CARLOS SANTIAGO – Acordei cético demais

 

Carlos Santiago

Não tinha vontade de acordar.  A vida real não é tão linda como a poesia renascentista e nem perfeita quanto a canção de Chico Buarque. Ela roda, ela roda, ela roda e continua com os dilemas e problemas que hoje são tratados como respostas tolas. Viver demais traz também desesperança. Abro os olhos lentamente e vejo um olhar carinhoso, cor de mel, expressando muito amor e compaixão por mim. Percebeu que ando triste, cético e até depressivo.

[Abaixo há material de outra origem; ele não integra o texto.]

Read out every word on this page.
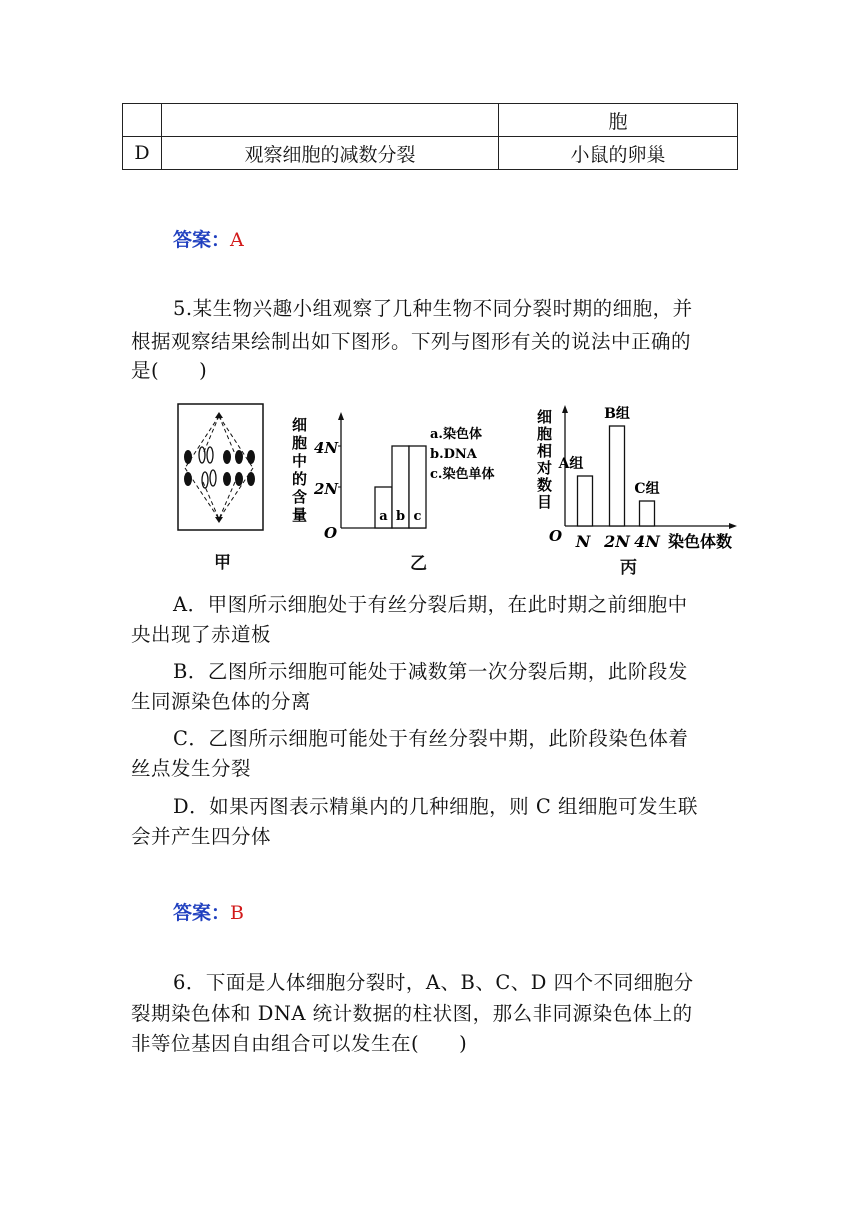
		胞
D	观察细胞的减数分裂	小鼠的卵巢
答案：A
5.某生物兴趣小组观察了几种生物不同分裂时期的细胞，并
根据观察结果绘制出如下图形。下列与图形有关的说法中正确的
是(　　)
甲
细
胞
中
的
含
量
4N
2N
O
a b c
a.染色体
b.DNA
c.染色单体
乙
细
胞
相
对
数
目
O
A组
N
B组
2N
C组
4N 染色体数
丙
A．甲图所示细胞处于有丝分裂后期，在此时期之前细胞中
央出现了赤道板
B．乙图所示细胞可能处于减数第一次分裂后期，此阶段发
生同源染色体的分离
C．乙图所示细胞可能处于有丝分裂中期，此阶段染色体着
丝点发生分裂
D．如果丙图表示精巢内的几种细胞，则 C 组细胞可发生联
会并产生四分体
答案：B
6．下面是人体细胞分裂时，A、B、C、D 四个不同细胞分
裂期染色体和 DNA 统计数据的柱状图，那么非同源染色体上的
非等位基因自由组合可以发生在(　　)
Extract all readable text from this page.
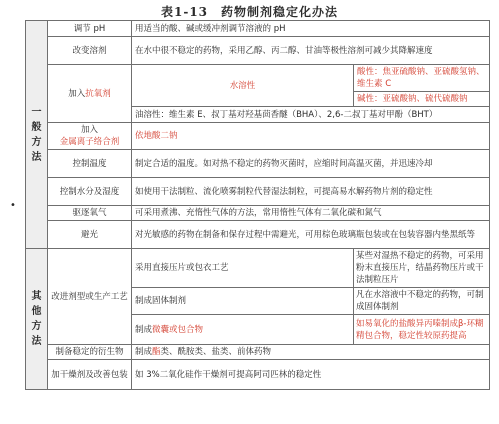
表1-13　药物制剂稳定化办法
•
一般方法	调节 pH	用适当的酸、碱或缓冲剂调节溶液的 pH	
	改变溶剂	在水中很不稳定的药物，采用乙醇、丙二醇、甘油等极性溶剂可减少其降解速度	
	加入抗氧剂	水溶性	酸性：焦亚硫酸钠、亚硫酸氢钠、维生素 C
			碱性：亚硫酸钠、硫代硫酸钠
		油溶性：维生素 E、叔丁基对羟基茴香醚（BHA）、2,6-二叔丁基对甲酚（BHT）	

	加入
金属离子络合剂	依地酸二钠	
	控制温度	制定合适的温度。如对热不稳定的药物灭菌时，应缩时间高温灭菌，并迅速冷却	
	控制水分及湿度	如使用干法制粒、流化喷雾制粒代替湿法制粒，可提高易水解药物片剂的稳定性	
	驱逐氧气	可采用煮沸、充惰性气体的方法，常用惰性气体有二氧化碳和氮气	
	避光	对光敏感的药物在制备和保存过程中需避光，可用棕色玻璃瓶包装或在包装容器内垫黑纸等	
其他方法	改进剂型或生产工艺	采用直接压片或包衣工艺	某些对湿热不稳定的药物，可采用粉末直接压片，结晶药物压片或干法制粒压片
		制成固体制剂	凡在水溶液中不稳定的药物，可制成固体制剂
		制成微囊或包合物	如易氧化的盐酸异丙嗪制成β-环糊精包合物，稳定性较原药提高
	制备稳定的衍生物	制成酯类、酰胺类、盐类、前体药物	
	加干燥剂及改善包装	如 3%二氧化硅作干燥剂可提高阿司匹林的稳定性	
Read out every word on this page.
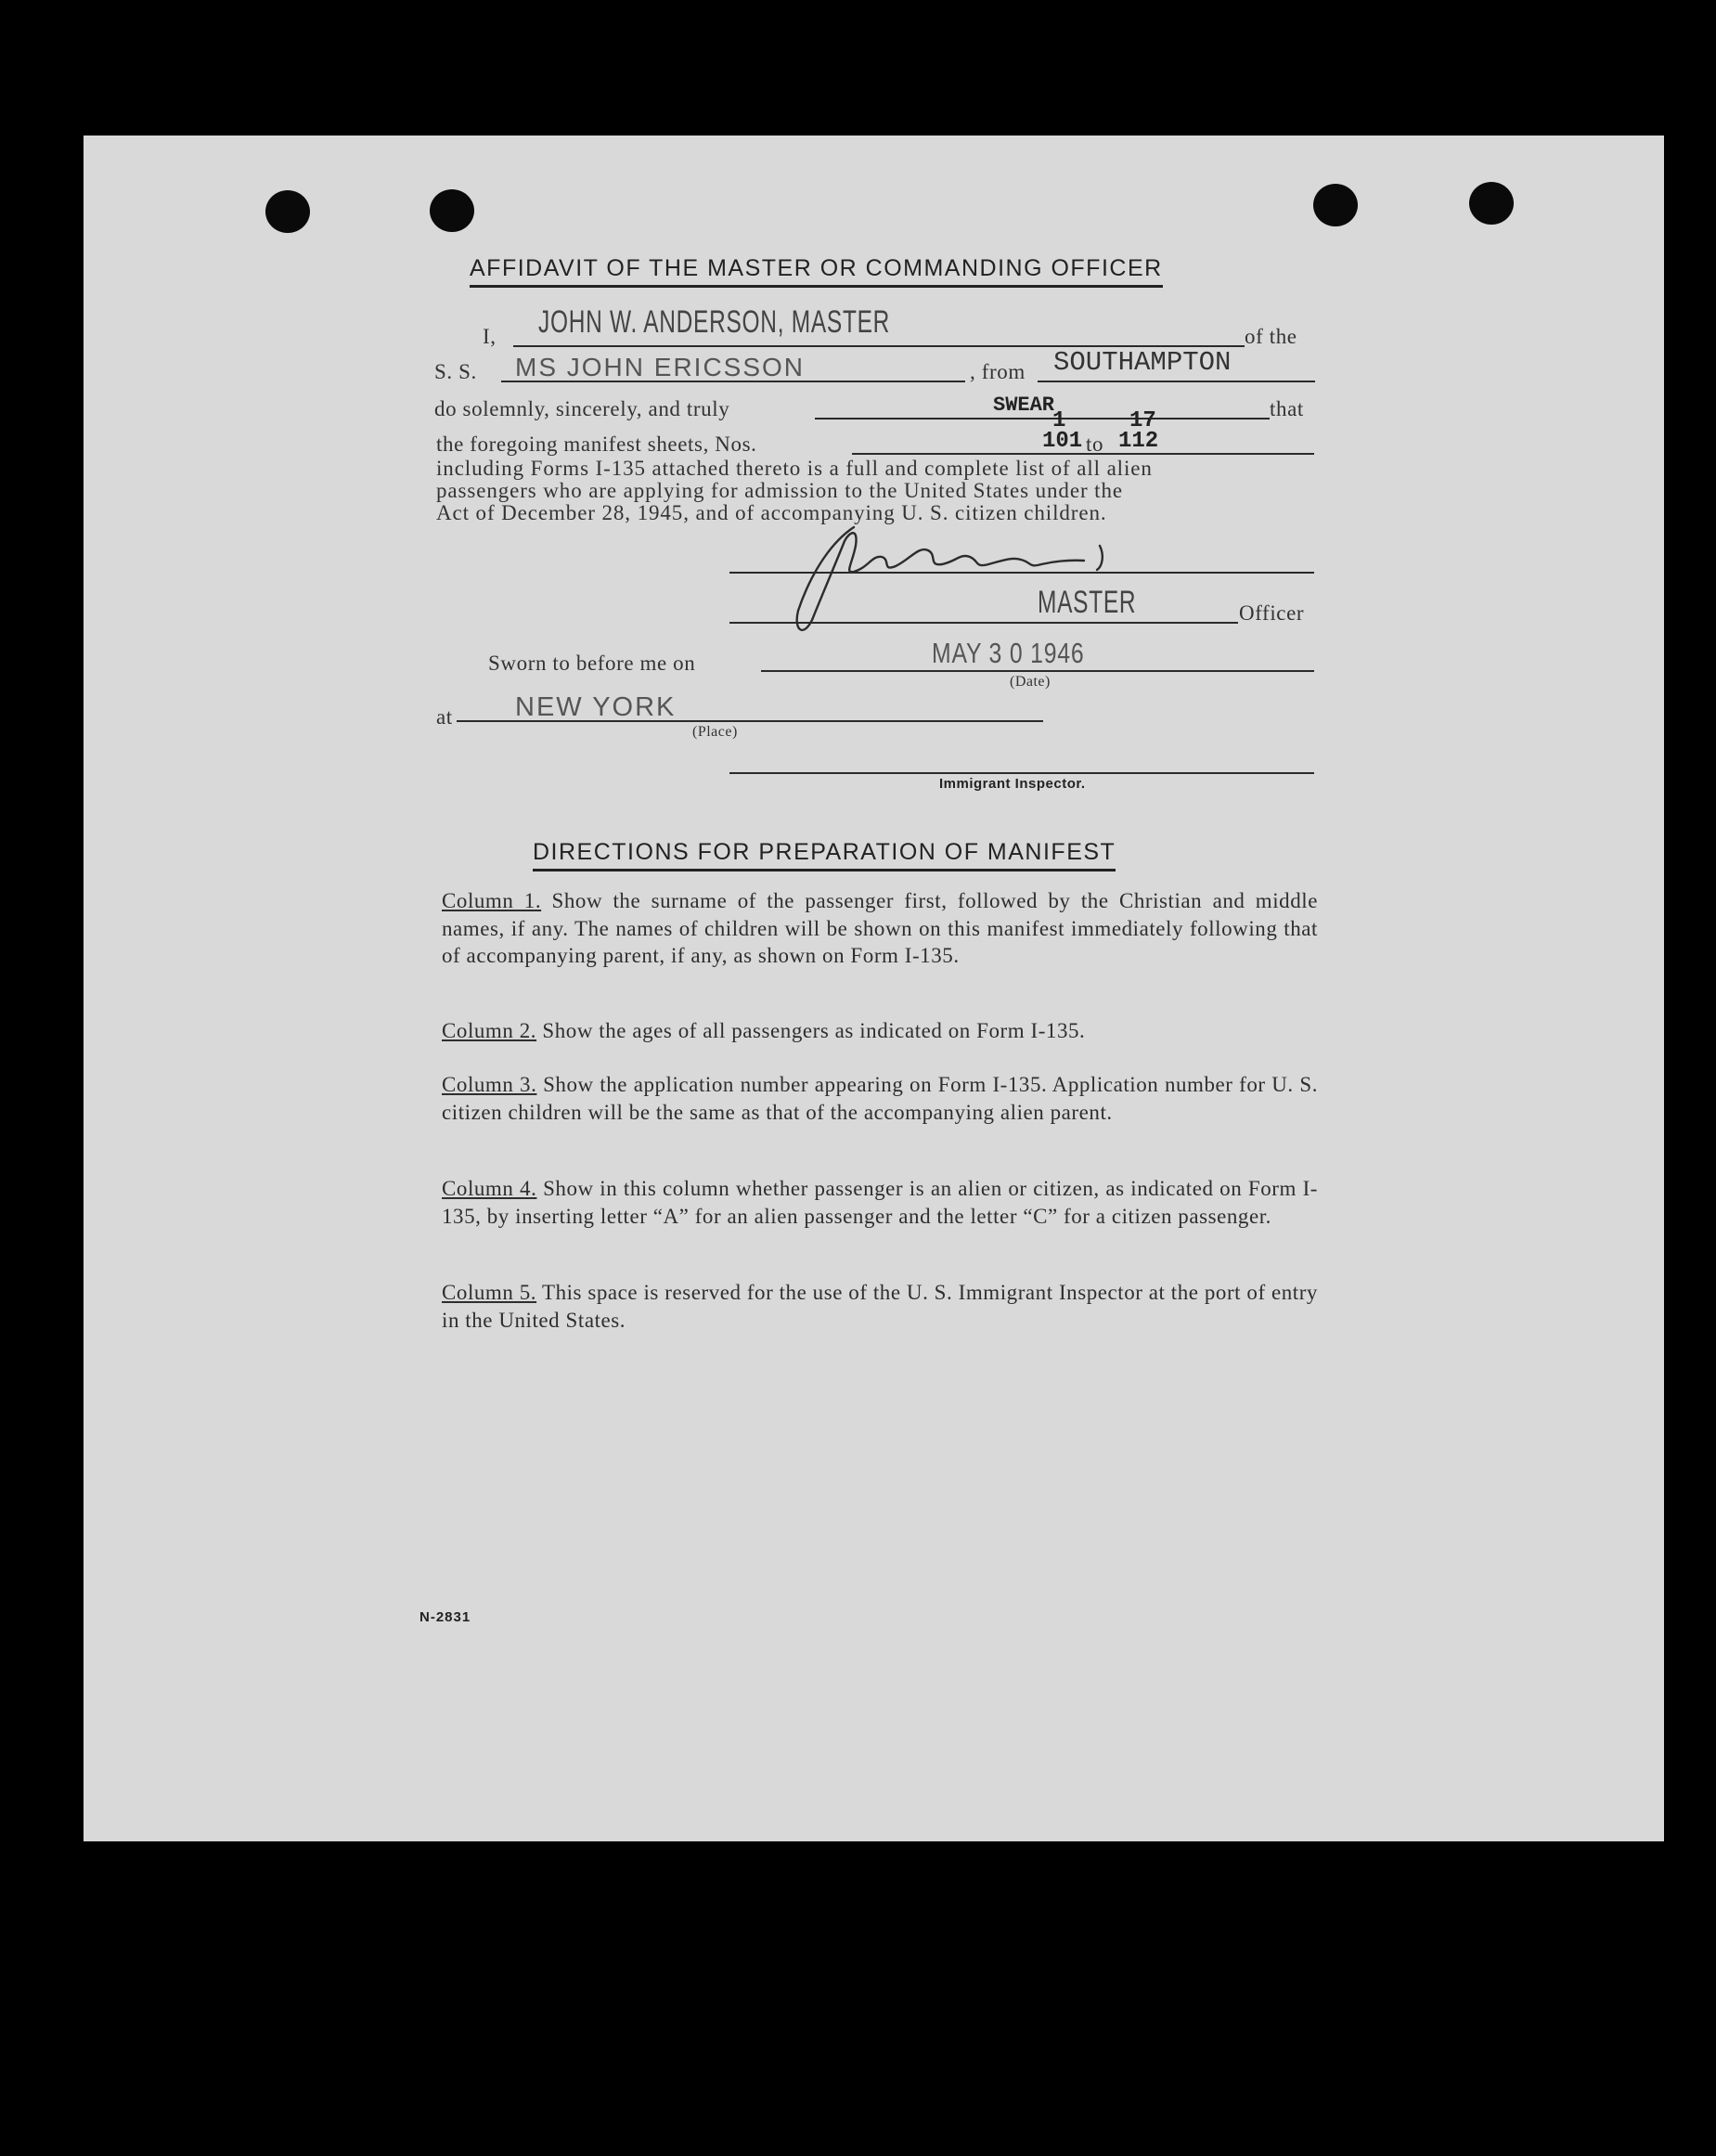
AFFIDAVIT OF THE MASTER OR COMMANDING OFFICER
I, JOHN W. ANDERSON, MASTER	of the
S. S. MS JOHN ERICSSON	, from SOUTHAMPTON
do solemnly, sincerely, and truly	SWEAR	that
the foregoing manifest sheets, Nos.
1	17
101 to 112
including Forms I-135 attached thereto is a full and complete list of all alien
passengers who are applying for admission to the United States under the
Act of December 28, 1945, and of accompanying U. S. citizen children.
MASTER	Officer
Sworn to before me on	MAY 3 0 1946
(Date)
at NEW YORK
(Place)
Immigrant Inspector.
DIRECTIONS FOR PREPARATION OF MANIFEST
Column 1. Show the surname of the passenger first, followed by the Christian and middle names, if any. The names of children will be shown on this manifest immediately following that of accompanying parent, if any, as shown on Form I-135.
Column 2. Show the ages of all passengers as indicated on Form I-135.
Column 3. Show the application number appearing on Form I-135. Application number for U. S. citizen children will be the same as that of the accompanying alien parent.
Column 4. Show in this column whether passenger is an alien or citizen, as indicated on Form I-135, by inserting letter “A” for an alien passenger and the letter “C” for a citizen passenger.
Column 5. This space is reserved for the use of the U. S. Immigrant Inspector at the port of entry in the United States.
N-2831
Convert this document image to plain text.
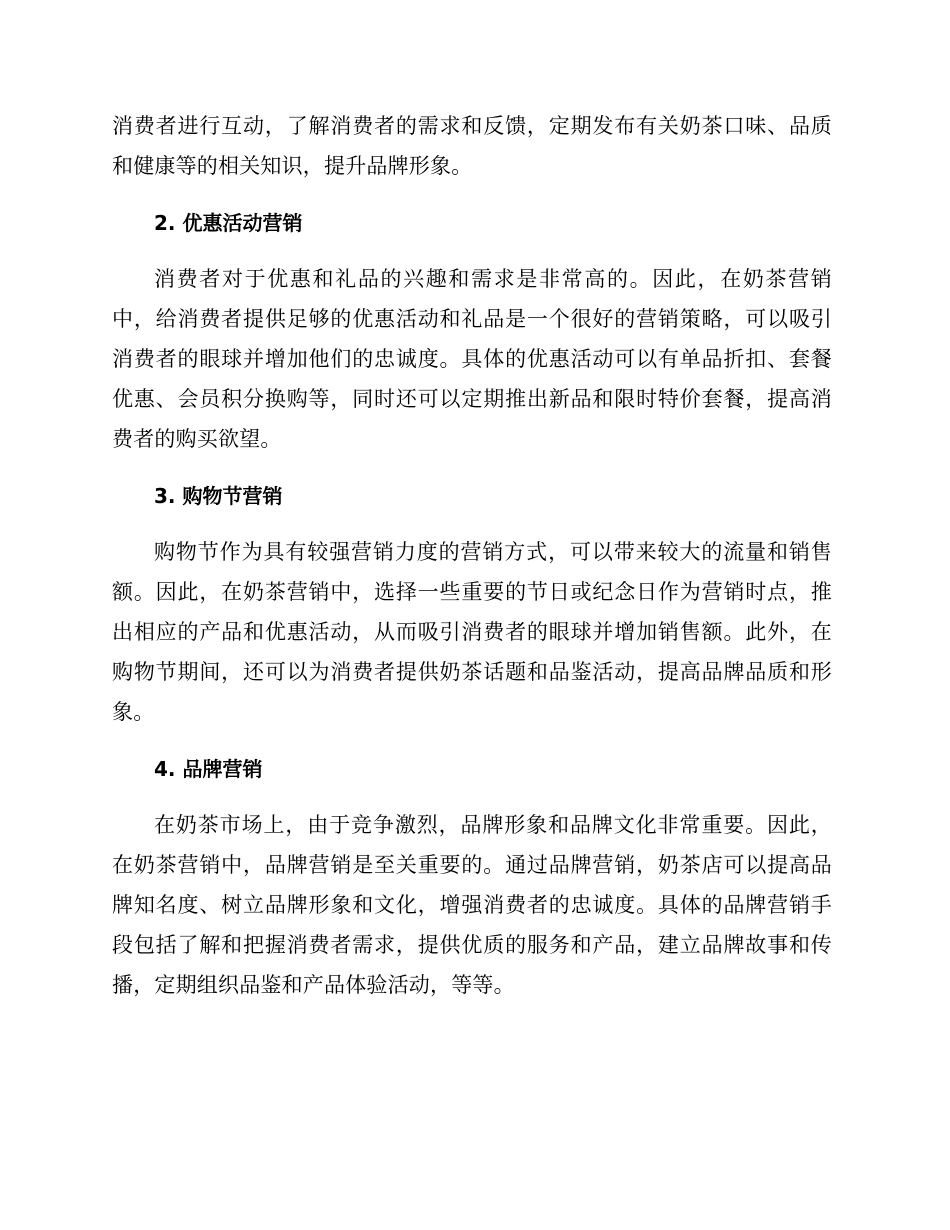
消费者进行互动，了解消费者的需求和反馈，定期发布有关奶茶口味、品质和健康等的相关知识，提升品牌形象。

2. 优惠活动营销

消费者对于优惠和礼品的兴趣和需求是非常高的。因此，在奶茶营销中，给消费者提供足够的优惠活动和礼品是一个很好的营销策略，可以吸引消费者的眼球并增加他们的忠诚度。具体的优惠活动可以有单品折扣、套餐优惠、会员积分换购等，同时还可以定期推出新品和限时特价套餐，提高消费者的购买欲望。

3. 购物节营销

购物节作为具有较强营销力度的营销方式，可以带来较大的流量和销售额。因此，在奶茶营销中，选择一些重要的节日或纪念日作为营销时点，推出相应的产品和优惠活动，从而吸引消费者的眼球并增加销售额。此外，在购物节期间，还可以为消费者提供奶茶话题和品鉴活动，提高品牌品质和形象。

4. 品牌营销

在奶茶市场上，由于竞争激烈，品牌形象和品牌文化非常重要。因此，在奶茶营销中，品牌营销是至关重要的。通过品牌营销，奶茶店可以提高品牌知名度、树立品牌形象和文化，增强消费者的忠诚度。具体的品牌营销手段包括了解和把握消费者需求，提供优质的服务和产品，建立品牌故事和传播，定期组织品鉴和产品体验活动，等等。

Antes de abraçar e mergulhar naquele olhar amoroso, pensei o mundo, refleti sobre a vida e não encontrei explicações. A angústia rompe com a razão, um sentimento que quer acreditar em algo, em alguém e no sentido de tudo que existe, mas o mundo é complexo demais. Sigo o caminho inverso do ensinamento de Epicteto, quero controlar o mundo. A dona do olhar cor de mel só observa as minhas inquietações.

Parece que Giordano Bruno estava certo. Ele acreditava que as escrituras religiosas só alcançam os aspectos morais e éticos de modo frágil do homem. Eram incapazes de entender o cosmo, a infinitude do espaço e da existência dos mundos além do planeta Terra. Defendia a escrita de uma nova Bíblia, com a ciência reconhecida. Ele foi silenciado e queimado em nome da verdade divina. Quantas pessoas ainda morrem para superar o dogmatismo?

É possível acreditar nas leis criadas pelos humanos mesmo que sejam injustas? Haviam possibilidades reais dele fugir: recursos materiais, vontades dos discípulos e uma sentença de morte injusta, mas Sócrates resolveu cumprir o ritual imposto pela norma estabelecida pelos seus algozes. Desonra era descumprir a lei mesmo que injusta. Quantas leis injustas e movidas por desigualdades são cumpridas nos dias de hoje?

Uma das pessoas mais ricas do Estado de São Paulo faleceu. Tinha fama de trabalhador, não tirava férias, não descansava nos finais de semana, seus negócios envolviam vários setores da economia, era quase monopolista da venda de cimento e de alumínio. Construiu um império econômico. No dia do seu sepultamento, os endinheirados e várias autoridades estavam lá. O caixão desceu somente com o seu corpo e uma vestimenta. Os convidados saíram do cemitério e continuaram apressados para acumular mais riquezas.

Entorpecidos por ideologias que moldam a política e conflitos há dois Séculos, pessoas defendem ditaduras, mortes de inocentes, legitimam pobrezas e riquezas, adoram bandidos e criam heróis, dividem povos, a paixão cega e o ódio encontram confortos. Nenhum dos lados representam valores libertários e de igualdades, viraram apenas uma moeda de duas faces. Até quando o mundo vai continuar dividido por ideologias alienantes?

A preservação da vida é o que motiva o ser humano a abrir mão de sua liberdade. Em estado de natureza, o homem é egoísta, ambicioso e predador do próprio homem, dizia Thomas Hobbes. Mas, a liberdade que querem hoje é para matar, maltratar, calúnia, odiar e promover mortes.

A vida é inquietude, movida por sentimentos que precisamos controlar.  E a morte é a neutralidade, o fim, um ponto final esperado. Então, para que pensar nela, assim pensava Epicuro. Logo percebo e sinto os olhos de amor da cor do mel nos meus braços. A Minie, a minha cadelinha, quer olhar o mundo lá fora, passear para mostrar que a vida não é só ceticismo. Assim, dei um tempo ao meu ceticismo, naquele dia.

 

* O autor é Sociólogo, Cientista Político e Advogado.